SUAMICO, Wis. (WBAY) - "It's kind of creepy that you see your phone number, that they've scammed your own name and phone number," Herb Stuart said.
There's a growing and disturbing trend in scam calls: Calls from your own phone number.
A Suamico couple contacted Target 2 asking, "Should we pick up?"
It was an ordinary morning for Herb and Joanne Stuart when they received their first unusual call.
"This call came through and it had our name -- my name -- on it and our phone number," Herb said.
He showed us his phone log from that morning with his name and phone number on Caller ID. "Total of six times in the same morning," Herb said.
He said they're used to getting robocalls. "Generally, if we don't recognize the phone number then we don't answer it."
But when his own number called, "My wife, Joanne, answered it, and of course it was a robocall."
She did exactly what the scammer wanted. One of the biggest tactics scammers use is simply to try and get you to pick up the phone.

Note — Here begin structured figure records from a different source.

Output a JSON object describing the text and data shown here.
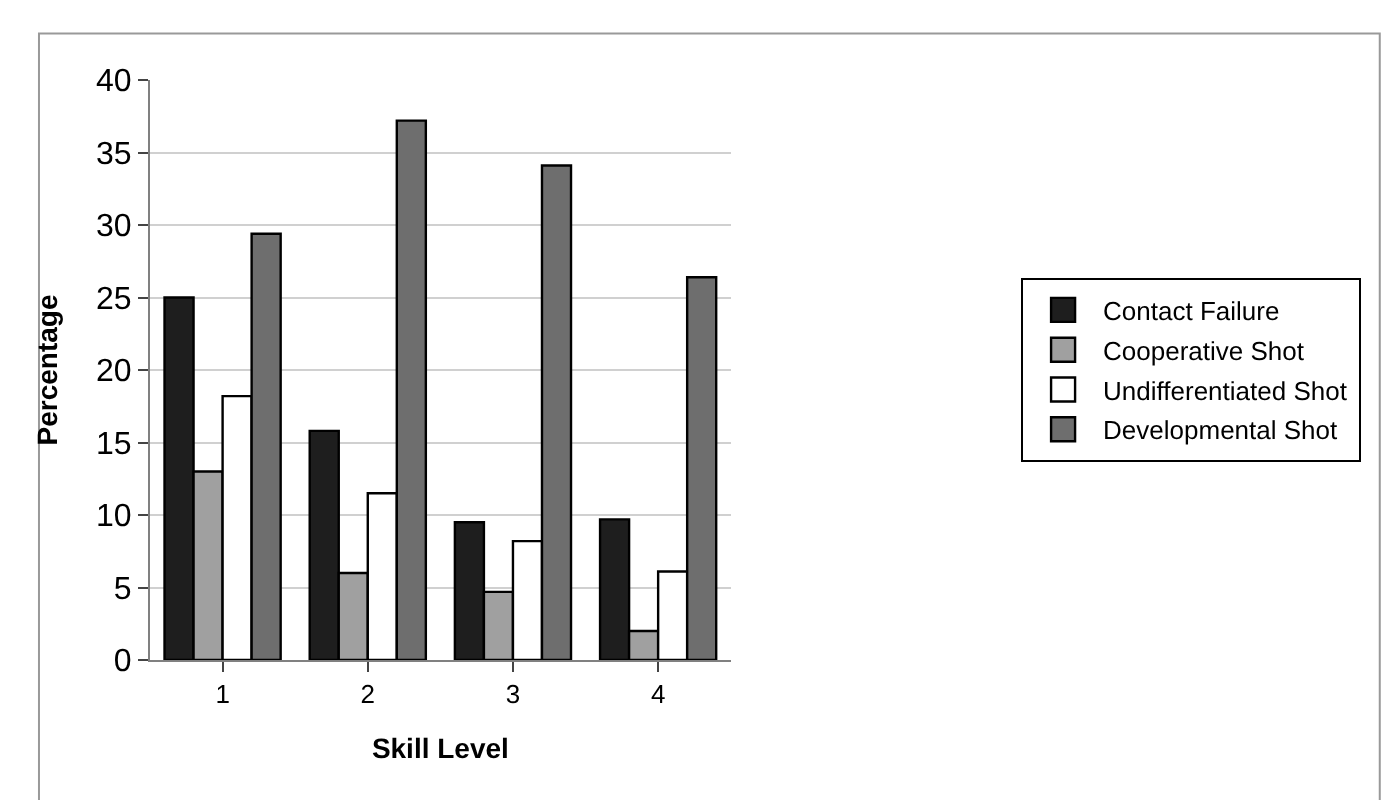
{
  "chart_data": {
    "type": "bar",
    "xlabel": "Skill Level",
    "ylabel": "Percentage",
    "categories": [
      "1",
      "2",
      "3",
      "4"
    ],
    "series": [
      {
        "name": "Contact Failure",
        "color": "#1e1e1e",
        "values": [
          25.0,
          15.8,
          9.5,
          9.7
        ]
      },
      {
        "name": "Cooperative Shot",
        "color": "#a0a0a0",
        "values": [
          13.0,
          6.0,
          4.7,
          2.0
        ]
      },
      {
        "name": "Undifferentiated Shot",
        "color": "#ffffff",
        "values": [
          18.2,
          11.5,
          8.2,
          6.1
        ]
      },
      {
        "name": "Developmental Shot",
        "color": "#6e6e6e",
        "values": [
          29.4,
          37.2,
          34.1,
          26.4
        ]
      }
    ],
    "ylim": [
      0,
      40
    ],
    "yticks": [
      0,
      5,
      10,
      15,
      20,
      25,
      30,
      35,
      40
    ],
    "grid": "y",
    "legend": "right"
  }
}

"We had not heard about that one," Herb said, "and I'm sure there's a whole lot of other ones going on."
There were actually two scams at work here.
The Caller ID displaying your own number is called "neighbor spoofing."
The voice recording on the other end told them they had a computer problem, which is the tech support scam.
"The reference was to our computer, and that our IP address had been compromised in several different companies. And they identified themselves as Microsoft," Herb said.
We've reported both scams in our consumer alerts for years.
Earlier this month we talked with the Wisconsin Department of Agriculture, Trade and Consumer Protection about these types of robocalls -- the number one consumer complaint in the state.
"'Neighbor spoofing' is the term. They make the Caller ID read however they want to. That's standard practice for scammers. They can do it easily with their computer systems," Jerad Albracht with Consumer Protection told us.
However tempting it is, don't pick up. It's a red flag when it's your own number.
"I think it's important for us to talk about and people know," Herb said.